5. Wirkungsgrad: Der Wirkungsgrad flexibler PV-Module ist üblicherweise etwas geringer als der starrer PV-Module. Dies liegt an den Eigenschaften des flexiblen Materials und den Einschränkungen des Herstellungsverfahrens. Mit der technologischen Weiterentwicklung verbessert sich der Wirkungsgrad flexibler PV-Module jedoch stetig.

Starre PV-Module:
1. Materialien: Starre PV-Module verwenden üblicherweise starre Materialien wie Glas und Aluminiumlegierungen als Substrat. Diese Materialien weisen eine hohe Steifigkeit und Stabilität auf, wodurch das Photovoltaikmodul eine bessere strukturelle Festigkeit und Winddruckbeständigkeit besitzt.
2. Dicke: Starre PV-Module sind dicker als flexible PV-Module; ihre Dicke variiert typischerweise von wenigen Millimetern bis zu mehreren Zentimetern.
3. Installation: Starre PV-Module werden üblicherweise mit Schrauben oder anderen Befestigungsmitteln auf ebenen Flächen montiert und eignen sich für die Montage auf Gebäudedächern, Freiflächen usw.
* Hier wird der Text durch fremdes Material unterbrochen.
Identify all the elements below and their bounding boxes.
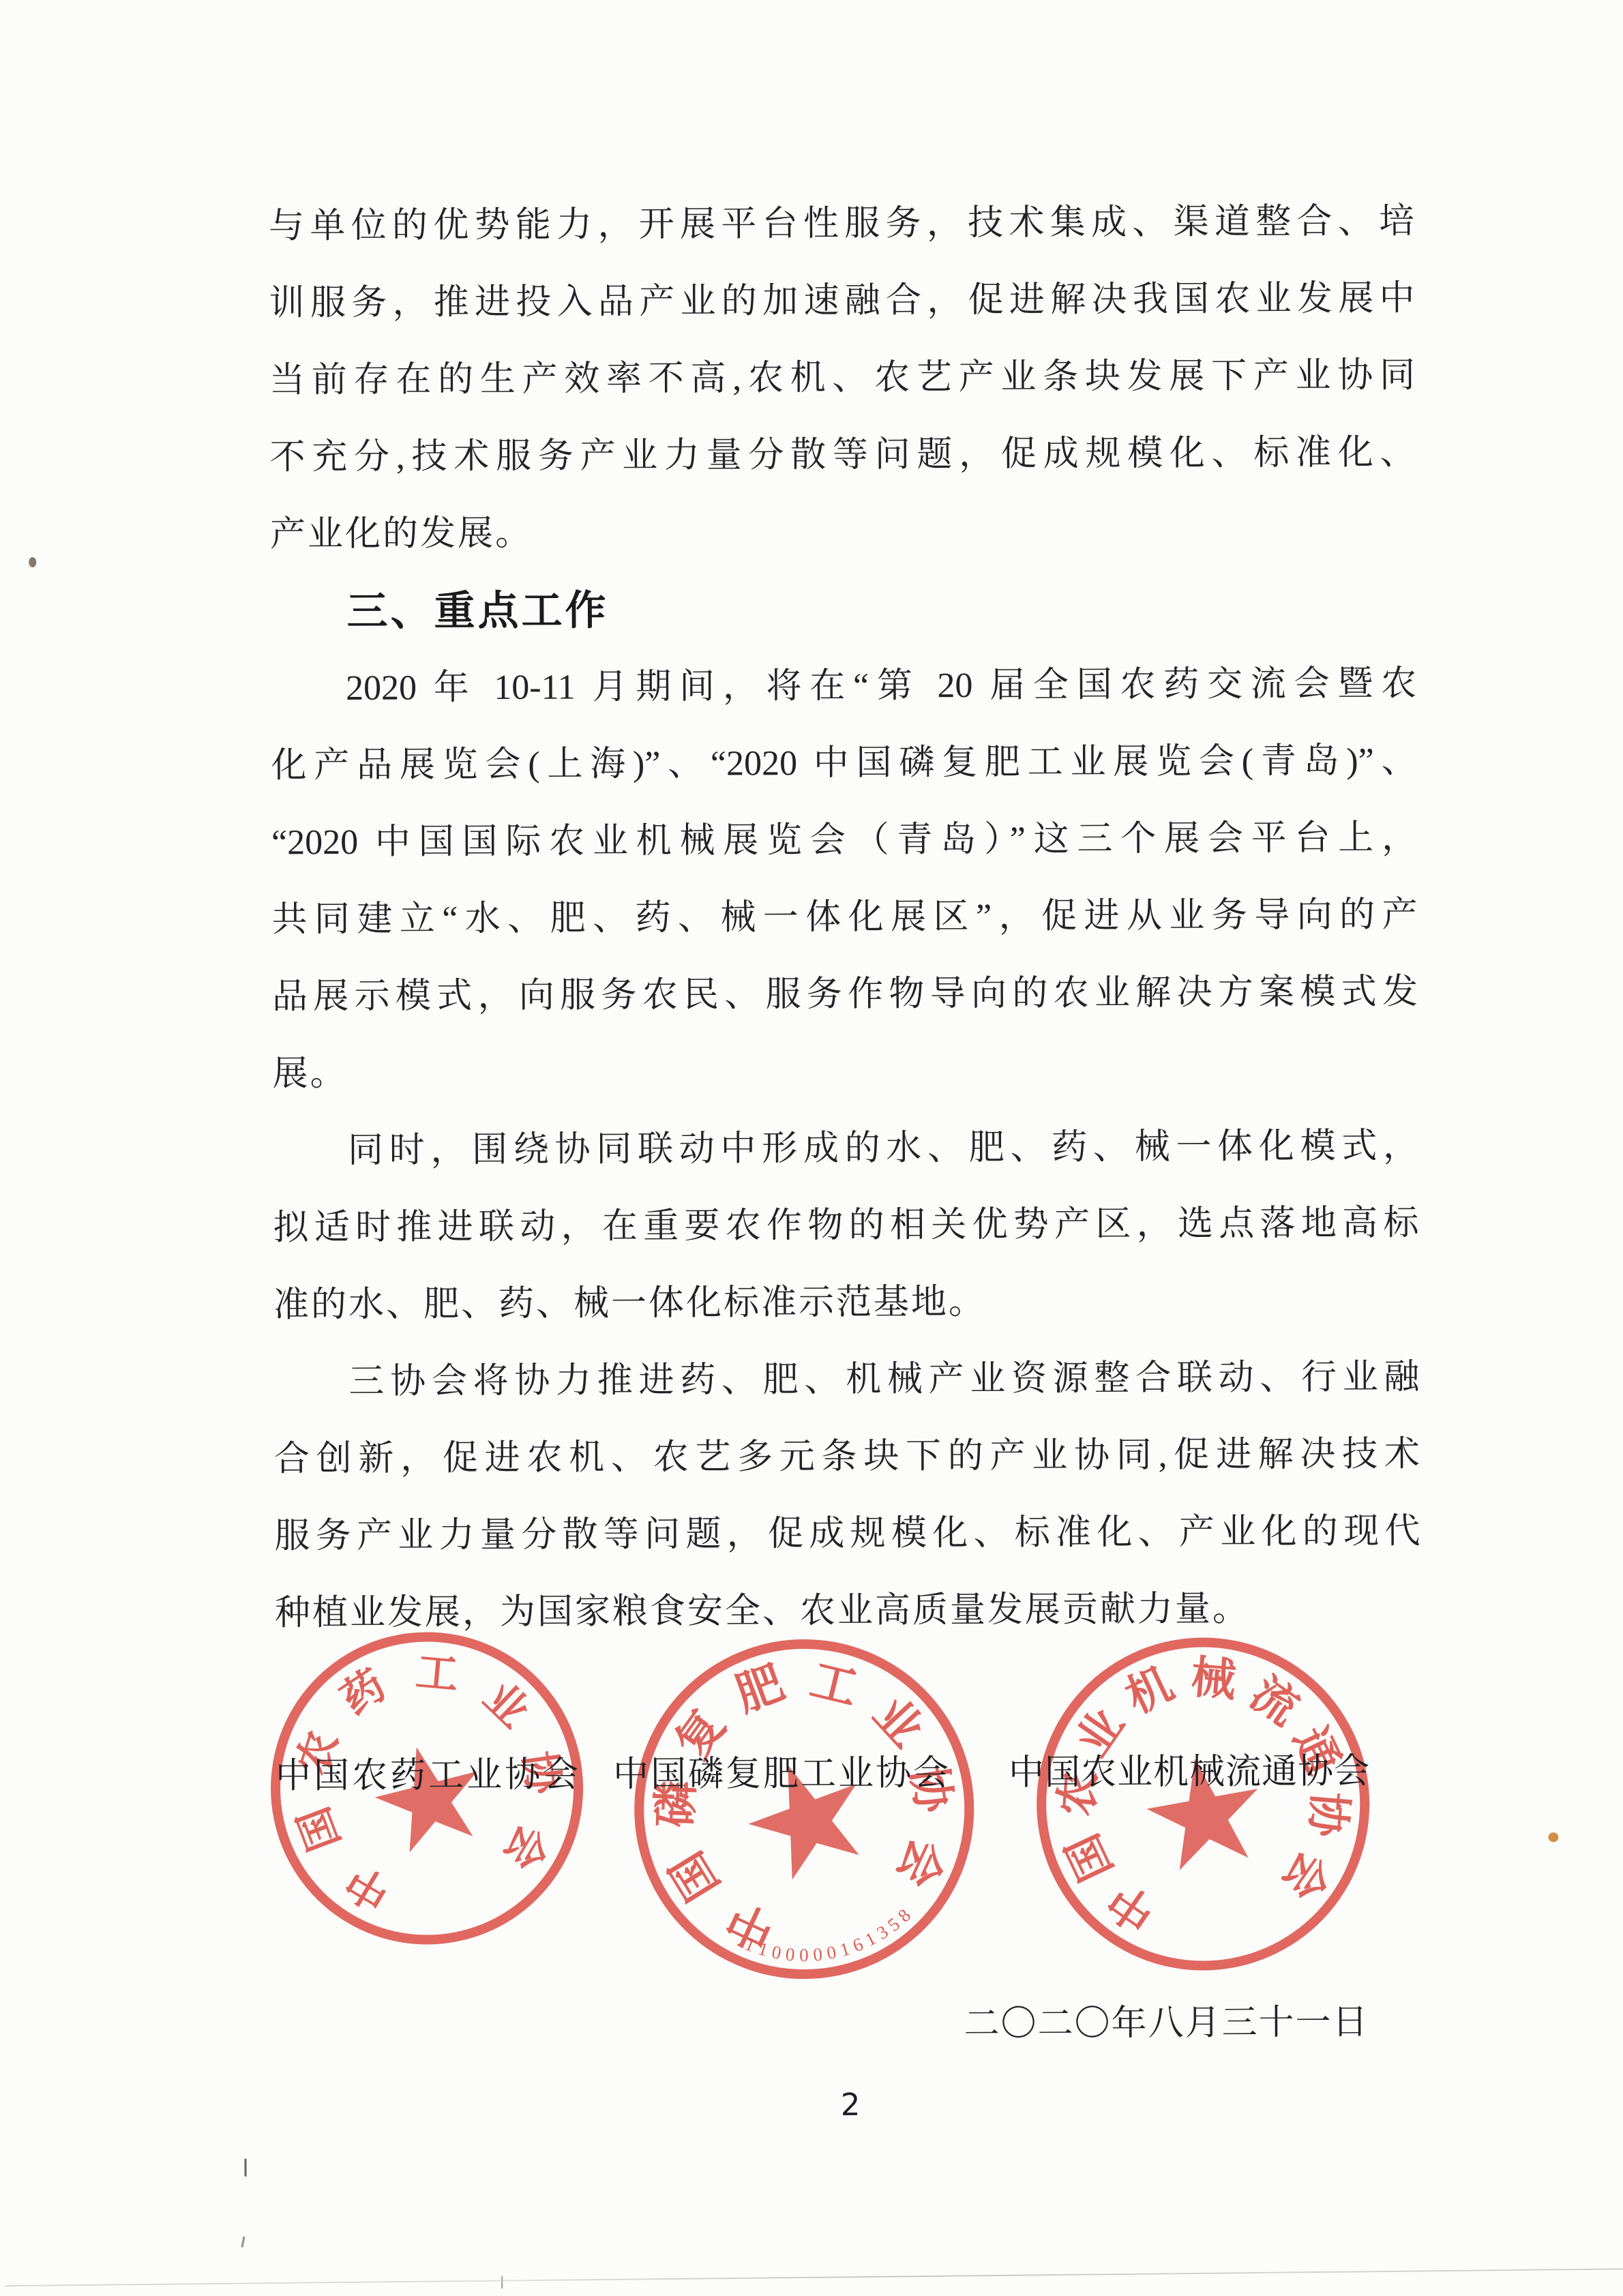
ink-speck — [29, 557, 36, 567]
section-heading: 三、重点工作 — [270, 568, 1416, 650]
text-line: 服务产业力量分散等问题，促成规模化、标准化、产业化的现代 — [274, 1493, 1420, 1575]
seal-arc-char: 药 — [333, 1662, 394, 1724]
seal-arc-char: 肥 — [729, 1656, 790, 1721]
organization-name: 中国农药工业协会 — [276, 1745, 581, 1798]
text-line: 拟适时推进联动，在重要农作物的相关优势产区，选点落地高标 — [273, 1184, 1418, 1266]
seal-serial-digit: 0 — [799, 1945, 809, 1965]
seal-arc-char: 协 — [1300, 1790, 1354, 1840]
page-number: 2 — [827, 2087, 874, 2123]
seal-arc-char: 业 — [475, 1674, 537, 1737]
text-line: 训服务，推进投入品产业的加速融合，促进解决我国农业发展中 — [269, 260, 1414, 342]
text-line: 共同建立“水、肥、药、械一体化展区”，促进从业务导向的产 — [271, 876, 1417, 958]
seal-arc-char: 会 — [887, 1831, 953, 1895]
official-seal-2: ★中国磷复肥工业协会1100000161358 — [623, 1628, 985, 1990]
seal-serial-digit: 0 — [812, 1944, 823, 1965]
text-line: 2020 年 10-11 月期间，将在“第 20 届全国农药交流会暨农 — [271, 645, 1416, 727]
text-line: 与单位的优势能力，开展平台性服务，技术集成、渠道整合、培 — [269, 183, 1414, 265]
text-line: 展。 — [272, 1030, 1418, 1112]
text-line: 不充分,技术服务产业力量分散等问题，促成规模化、标准化、 — [269, 414, 1415, 496]
text-line: 当前存在的生产效率不高,农机、农艺产业条块发展下产业协同 — [269, 337, 1415, 419]
text-line: 合创新，促进农机、农艺多元条块下的产业协同,促进解决技术 — [274, 1416, 1420, 1497]
text-line: 三协会将协力推进药、肥、机械产业资源整合联动、行业融 — [273, 1339, 1419, 1420]
seal-arc-char: 械 — [1189, 1653, 1238, 1706]
organization-name: 中国农业机械流通协会 — [1009, 1742, 1370, 1794]
pen-mark — [501, 2276, 503, 2288]
organization-name: 中国磷复肥工业协会 — [613, 1744, 951, 1796]
stain-speck — [1548, 1832, 1558, 1842]
seal-serial-digit: 0 — [785, 1943, 796, 1965]
seal-arc-char: 工 — [414, 1649, 460, 1699]
signature-organizations: 中国农药工业协会中国磷复肥工业协会中国农业机械流通协会 — [3, 1741, 1623, 1795]
scan-content: 与单位的优势能力，开展平台性服务，技术集成、渠道整合、培训服务，推进投入品产业的… — [0, 0, 1623, 2296]
document-body: 与单位的优势能力，开展平台性服务，技术集成、渠道整合、培训服务，推进投入品产业的… — [269, 183, 1420, 1652]
scan-artifact-line — [5, 2268, 1623, 2286]
seal-serial-digit: 0 — [825, 1941, 838, 1963]
seal-arc-char: 国 — [1058, 1826, 1122, 1888]
seal-arc-char: 国 — [291, 1801, 349, 1857]
signature-date: 二〇二〇年八月三十一日 — [964, 1993, 1369, 2046]
seal-serial-digit: 0 — [770, 1941, 783, 1963]
seal-arc-char: 机 — [1119, 1659, 1181, 1723]
text-line: 产业化的发展。 — [270, 491, 1416, 573]
star-icon: ★ — [351, 1710, 509, 1888]
text-line: 化产品展览会(上海)”、“2020 中国磷复肥工业展览会(青岛)”、 — [271, 722, 1416, 804]
seal-serial-digit: 1 — [837, 1938, 852, 1960]
official-seal-3: ★中国农业机械流通协会 — [1026, 1626, 1380, 1981]
seal-arc-char: 工 — [805, 1654, 863, 1715]
text-line: 同时，围绕协同联动中形成的水、肥、药、械一体化模式， — [273, 1107, 1418, 1189]
text-line: 准的水、肥、药、械一体化标准示范基地。 — [273, 1262, 1419, 1343]
pen-mark — [244, 2159, 246, 2177]
seal-arc-char: 会 — [494, 1817, 556, 1877]
text-line: “2020 中国国际农业机械展览会（青岛）”这三个展会平台上， — [271, 799, 1417, 881]
scanned-document-page: 与单位的优势能力，开展平台性服务，技术集成、渠道整合、培训服务，推进投入品产业的… — [0, 0, 1623, 2296]
pen-mark — [241, 2237, 245, 2248]
text-line: 品展示模式，向服务农民、服务作物导向的农业解决方案模式发 — [272, 953, 1418, 1035]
Sie benötigen eine ebene Fläche für die Installation.
4. Herstellungskosten: Starre PV-Module sind in der Herstellung günstiger als flexible PV-Module, da die Herstellung und Verarbeitung starrer Materialien vergleichsweise anspruchsvoll und wirtschaftlich ist.
5. Effizienz: Starre PV-Module weisen typischerweise hohe Umwandlungseffizienzen auf, die auf den Einsatz hocheffizienter, auf Silizium basierender Solarzellentechnologie und die Eigenschaften starrer Materialien zurückzuführen sind.